COMMENTARY

Ohio schools snowed under by a political calamity

3/22/2014
BY MARILOU JOHANEK
BLADE COLUMNIST
Johanek
Johanek

What a calamity. Only Ohio lawmakers could turn a punishing winter into a political issue. But they play in a separate universe from the rest of the state.

Ohioans know that this winter’s harsh weather — insufferable even by Buckeye standards — was an anomaly, not an apocalypse. They figured state lawmakers knew that too.

All lawmakers had to do was come up with a one-time solution to a one-time problem: Extreme weather made most Ohio school districts miss more days than the five “calamity days” allowed by state law.

Many also exceeded the additional four contingency days schools plan ahead for, to use as needed. Districts wanted lawmakers to make an exception to the snow day rules in 2014.

They asked for a few extra calamity days that wouldn’t have to be made up because of the unrelenting winter. Educators were already behind, adjusting schedules, revising lesson plans, coordinating test preparation objectives, and otherwise trying to compensate for lost classroom time.

Few expected that relatively straightforward legislation, granting extra calamity days to Ohio districts, would drag on for months. This wasn’t rocket science. Unusual weather required unusual measures.

Districts coping with double-digit snow days looked to the Statehouse for relief. Instead, they got a prolonged lecture that sounded a lot like teacher-bashing.

The Republican-dominated legislature seized the opportunity to inject politics into a discussion of snow, ice, frigid temperatures, and school closings. Emergency action morphed into a forum on teacher accountability.

Extra snow days for schools became fodder for debate about lazy teachers cashing in on cushy union jobs with ample time off. State Rep. Lynn Wachtmann (R., Napoleon) suggested that teachers at least ought to come to work when classes are canceled.

“In the private sector, you don’t get paid if you don’t serve your customers,” he said, arguing against paying salaried teachers for snow days on which they didn’t work. He was adamant about the state getting its money’s worth and not “throwing away” public education funding on extra calamity days with no educational services rendered.

You might make a similar argument about throwing away taxpayer dollars on full-time salaries for state lawmakers who render part-time grandstanding at best.

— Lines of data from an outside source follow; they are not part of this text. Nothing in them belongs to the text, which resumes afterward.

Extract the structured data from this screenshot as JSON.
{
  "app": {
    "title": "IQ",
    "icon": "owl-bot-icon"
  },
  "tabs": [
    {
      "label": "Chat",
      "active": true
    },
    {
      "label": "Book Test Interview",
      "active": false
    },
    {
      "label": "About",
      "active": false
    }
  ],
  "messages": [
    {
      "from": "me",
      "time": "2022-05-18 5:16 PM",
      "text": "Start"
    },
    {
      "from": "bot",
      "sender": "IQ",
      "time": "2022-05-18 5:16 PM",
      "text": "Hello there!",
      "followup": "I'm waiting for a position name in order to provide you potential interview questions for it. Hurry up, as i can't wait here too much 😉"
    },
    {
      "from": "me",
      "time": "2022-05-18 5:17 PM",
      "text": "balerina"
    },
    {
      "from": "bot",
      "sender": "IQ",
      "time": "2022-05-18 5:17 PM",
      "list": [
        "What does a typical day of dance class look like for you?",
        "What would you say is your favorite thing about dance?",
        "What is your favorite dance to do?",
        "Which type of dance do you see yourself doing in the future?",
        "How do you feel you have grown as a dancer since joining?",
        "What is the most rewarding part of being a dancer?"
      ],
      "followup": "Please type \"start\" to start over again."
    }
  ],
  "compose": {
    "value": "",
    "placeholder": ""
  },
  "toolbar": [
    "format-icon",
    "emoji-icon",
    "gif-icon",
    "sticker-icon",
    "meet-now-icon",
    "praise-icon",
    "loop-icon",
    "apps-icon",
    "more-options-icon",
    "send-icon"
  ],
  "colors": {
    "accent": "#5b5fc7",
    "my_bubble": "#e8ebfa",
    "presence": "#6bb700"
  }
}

Politicizing an extraordinarily severe winter by pinning it on teachers, painting them as snow-day opportunists, is beyond ridiculous. It displays legislative ignorance that is embarrassing.

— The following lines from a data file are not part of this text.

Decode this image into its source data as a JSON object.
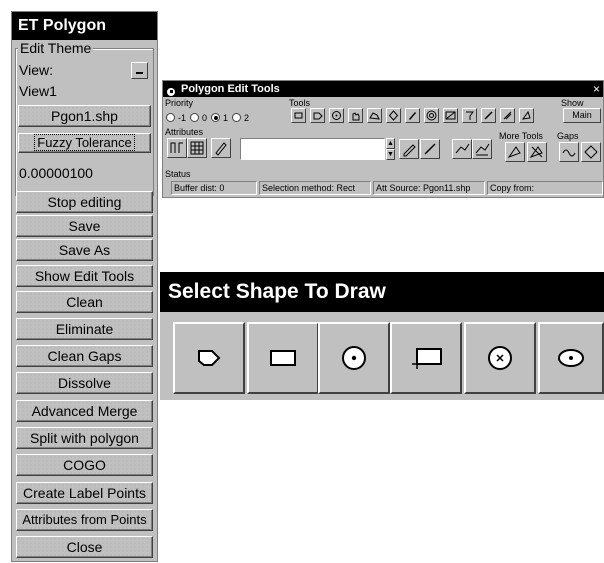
{
  "et_polygon": {
    "title": "ET Polygon",
    "group_label": "Edit Theme",
    "view_label": "View:",
    "view_value": "View1",
    "theme_button": "Pgon1.shp",
    "fuzzy_button": "Fuzzy Tolerance",
    "tolerance_value": "0.00000100",
    "buttons": [
      "Stop editing",
      "Save",
      "Save As",
      "Show Edit Tools",
      "Clean",
      "Eliminate",
      "Clean Gaps",
      "Dissolve",
      "Advanced Merge",
      "Split with polygon",
      "COGO",
      "Create Label Points",
      "Attributes from Points",
      "Close"
    ]
  },
  "edit_tools": {
    "title": "Polygon Edit Tools",
    "close_glyph": "×",
    "priority_label": "Priority",
    "priority_options": [
      "-1",
      "0",
      "1",
      "2"
    ],
    "priority_selected": "1",
    "tools_label": "Tools",
    "show_label": "Show",
    "show_button": "Main",
    "attributes_label": "Attributes",
    "more_tools_label": "More Tools",
    "gaps_label": "Gaps",
    "status_label": "Status",
    "status": {
      "buffer": "Buffer dist: 0",
      "selection": "Selection method: Rect",
      "att_source": "Att Source: Pgon11.shp",
      "copy_from": "Copy from:"
    }
  },
  "shape_picker": {
    "title": "Select Shape To Draw",
    "shapes": [
      "polygon-icon",
      "rectangle-icon",
      "circle-center-icon",
      "rectangle-corner-icon",
      "circle-x-icon",
      "ellipse-icon"
    ]
  }
}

Most teachers work their tails off in the classroom and on their own time planning lessons, helping struggling learners, grading tests, getting students the materials they need, and holding conferences. If anything, snow days give teachers a chance to catch up on a nonstop schedule of teaching, testing, evaluating, and creating.

State lawmakers with teaching backgrounds — state Sen. Randy Gardner (R., Bowling Green) and Rep. Teresa Fedor (D., Toledo) — should give their colleagues an earful about how difficult it is to be an effective teacher. Those who equate teachers with assembly line workers who produce daily quotas should go back to school for a review of reality.

Mr. Wachtmann might learn that students aren’t widgets, and teachers aren’t serving customers. They’re molding children into productive members of society.

He might learn that students are not business commodities, but kids bracing for harrowing bus rides in wintry conditions to learn lessons tailored to individual learners by professional educators. Expanding teacher development days or extending the school year are subjects worthy of further discussion.

But the calamity day issue before the legislature was about protecting kids first, when extreme weather strikes, and worrying about satisfying the required academic calendar second. This winter overwhelmed school districts with closings.

Blizzards and bone-chilling cold repeatedly conspired to raise unacceptable risks for school buses carrying precious cargo. Schools repeatedly opted for better-safe-than-sorry measures.

That caused a conundrum for schools trying to comply with state regulations on missed school days while keeping students out of danger. Districts needed a break, not tired rhetoric about greedy teachers and adversarial unions.

But they got a drawn-out, partisan-inflated calamity.

Marilou Johanek is a columnist for The Blade.